1. They run out of money and shutdown. (Maxta)
2. They get bought by someone who keeps them around, but only 2 support people are kept through the transition to the new company (Tintri)
3. VMware buys them, and keeps 100% of the engineering and support staff, gets the next release out the door, takes one last order, and honors all the existing support agreements and allows fresh 3 year extensions.
You are saying that you want laws created to prevent #3 from happening, and you don't think #1 is going to happen instead? Unless your law FORCES all companies to be bought by another company (which I'm not sure how that happens) you'll see more companies just shut down.
As this law would make most acquisitions unprofitable, this also means there will be less VC for new startups (if the only exit is IPO, we are going to see 80% fewer startups). The end result would be startups with edgier ideas would just be founded outside of the United States in a place with friendlier laws.
Another solution would be:
Require startups disclose their current burn rate, and cash reserves to customers upon request.
Sorry, the party at fault here is Datrium. They were still selling the product to new customers even though the likelihood of their being in business much longer was zero percent. Yes, it’s what VC funded startups often do, keep selling til the last light goes out and leave the customers in the lurch, but it’s not the buyer’s fault for picking up some of the pieces when the music stops.
The narrative that “bad big company” bought “hot little competitor”, fired everybody, killed their amazing product and hurt their customers... is nonsense in this case. And many cases like it.
Datrium was dead in the water with no money and no way to get enough money.
Datrium likely had 100-200 customers. After many years. Any recent new customers buying Datrium were running with scissors around the swimming pool wearing a blindfold. One should not be entirely surprised that it came to a sudden and inglorious end.
Anybody who thinks Datrium was a “competitor” for VMware, that they bought to shut down because Datrium was a threat, is high on crack. VMware did this as an asset deal for pennies per dollar of invested capital, for the engineers, some patents, and maybe a few bits of code. They did these guys a favor. This was not a strategic deal. Ignore the press releases on acquisitions like this.
I worked at Datrium for a couple years and the place was a joke. The tech was decent, but they thought they were going to be a real competitor in the HCI space. They even tried to differentiate themselves by calling it "Open Convergence" but nobody bought into that. They were just another piece of HCI kit. It wasn't until the pivot into DRaaS that anybody gave a damn about them, but that was too little, too late.

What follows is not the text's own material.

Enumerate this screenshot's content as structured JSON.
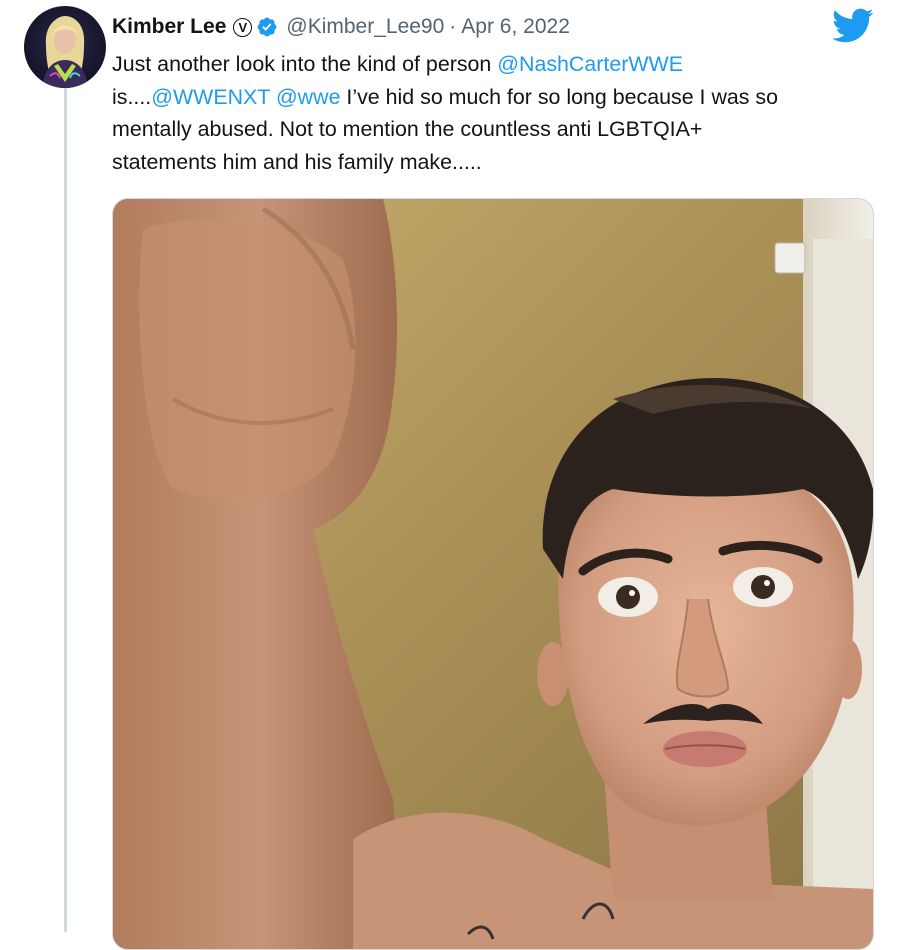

After a couple years, I could tell the place was going nowhere. Several of the people who left around the same time I did commented that Datrium would never be worth more than a few very hundred million, and knowing what they got acquired for, even that was overly generous.
I don't blame VMware for picking up Datrium's IP for a bargain basement price. It was a smart move on their part. I also think it's a smart move on their part to gut the hardware and just take the software IP and integrate it into their own products. In the end, Datrium's solution wasn't worth much, otherwise they would have sold more and been acquired for more. They were just yet another wanna be storage player who ended up in the trash bin. Good riddance.